Aufgefallen in… New York

Lights, Camera, Action!

Die Sheep Meadow im Central Park war schon die Kulisse für Blockbusters wie «The Avengers».

«Parkieren verboten» steht in Grossbuchstaben auf farbigen Zetteln, die an Pfosten kleben. Sie warnen vor der bevorstehenden Störung. Denn die Parkplätze werden von einer Filmcrew benötigt, die am nächsten Tag von fünf Uhr frühmorgens bis dreiundzwanzig Uhr spätnachts ihr Lager aufschlagen wird. Gedreht wird das Projekt «Movers and Parents». Welcher Film oder welche Serie sich dahinter verbirgt, ist aber ein Geheimnis. Denn die Filmleute wollen sich nicht von ungebetenen Zuschauern stören lassen.
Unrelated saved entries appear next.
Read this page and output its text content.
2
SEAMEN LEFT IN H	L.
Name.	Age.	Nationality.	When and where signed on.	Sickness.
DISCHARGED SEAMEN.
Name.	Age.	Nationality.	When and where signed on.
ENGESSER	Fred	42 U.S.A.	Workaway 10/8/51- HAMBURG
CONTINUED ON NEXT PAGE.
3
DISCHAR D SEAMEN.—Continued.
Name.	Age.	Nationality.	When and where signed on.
Was sich vor dem Bibliotheksgebäude im Familienquartier Park Slope abspielt, ist keine Ausnahme. Denn New York City ist ein Star. In keiner anderen Stadt werden ausserhalb von Studios mehr Filme gedreht als in der Metropole der amerikanischen Ostküste. Laut einer Analyse des Finanzdienstleisters GoCompare vom vergangenen Jahr wurden in den zwanzig Jahren zuvor 7816 Projekte in der Stadt New York gedreht. Beliebteste Location war der Central Park: 231 Mal war das Naherholungsgebiet in der Mitte von Manhattan die Kulisse. Egal ob Superheldenfilme wie «The Avengers», romantische Komödien wie «When Harry Met Sally . . .» oder Dramas wie «Léon: The Professional», die Grünfläche bietet für jedes Genre den passenden filmischen Hintergrund. Doch nicht nur der Central Park zieht an. Wolkenkratzer, Backsteinhäuser und Industrieareale locken die unterschiedlichsten Produktionen in die Stadt.

Darum ist es auch nicht aussergewöhnlich, wenn auf dem Weg zum Supermarkt die Strassenseite gewechselt werden muss, weil gerade eine Episode von «The Last O. G.» mit Tracy Morgan gedreht wird. Vor dem «Old Stone House» sitzt er und wartet auf seinen Einsatz. Immer wieder erhebt er sich, geht zu einem Auto und sagt seine Zeilen auf. Bis die Szene fertig gedreht ist, dauert es. Die Passanten lassen sich davon aber kaum irritieren, gehören Filmcrews doch zum Stadtbild wie das Empire State Building, die Freiheitsstatue oder die Brooklyn Bridge.

Ist die Aufnahme im Kasten und kommt die Produktion beim Publikum an, beginnt das zweite Leben der Kulisse. So geschehen beispielsweise bei Tom’s Restaurant an der Upper West Side – die Front ist die Fassade des Stammlokals von Jerry Seinfeld in «Seinfeld» –, bei der Magnolia Bakery im Greenwich Village – das Cupcakegeschäft wird von Carrie Bradshaw aus «Sex and the City» besucht – sowie beim Haus 90, Bedford Street im West Village – hier befindet sich das Zuhause von Monica, Rachel, Joey und Chandler in «Friends», obwohl die Serie in einem Studio in Los Angeles gedreht wurde. Dank des Ruhms aus Film und Fernsehen werden diese und weitere Kulissen von Fans aufgesucht und dienen als Fotosujets. Davon profitieren auch die Eigentümer.

Im Frühjahr kam das Wohnhaus von Tony Soprano aus «Sopranos» auf den Markt. Der geforderte Preis betrug mit 3,4 Mio. $ etwa doppelt so viel, wie für vergleichbare Immobilien bezahlt wurde. Der Auftritt in einer der erfolgreichsten Serien aller Zeiten macht den Unterschied. Zugegeben: Die Serie spielt und das Haus steht in New Jersey. Doch auch in New York werden private Immobilien immer wieder für Aufnahmen benutzt. Laut «New York Times» erhalten die Immobilienbesitzer pro Episode eine Entschädigung von 1500 bis zu 50 000 $. Je nach Budget und wie lange das Filmteam das Haus in Beschlag nehmen will.

In New York gibt es aber nicht nur passive Filmstars. Hollywoodgrössen wie Robert de Niro, Scarlett Johansson oder Daniel Craig wohnen alle in New York. Sie gehen, wenn sie nicht gerade im Central Park vor der Kamera stehen, ihrem täglichen Leben nach. Und obwohl die meisten Stars Manhattan als Domizil präferieren, wohnen auch in Brooklyn Schauspieler. So kann es in Park Slope passieren, dass einem David Costabile aus «Billions» beim Brötchenholen über den Weg läuft oder man sich beim Joggen im Brooklyn Bridge Park mit Morena Baccarin aus «Deadpool» kreuzt.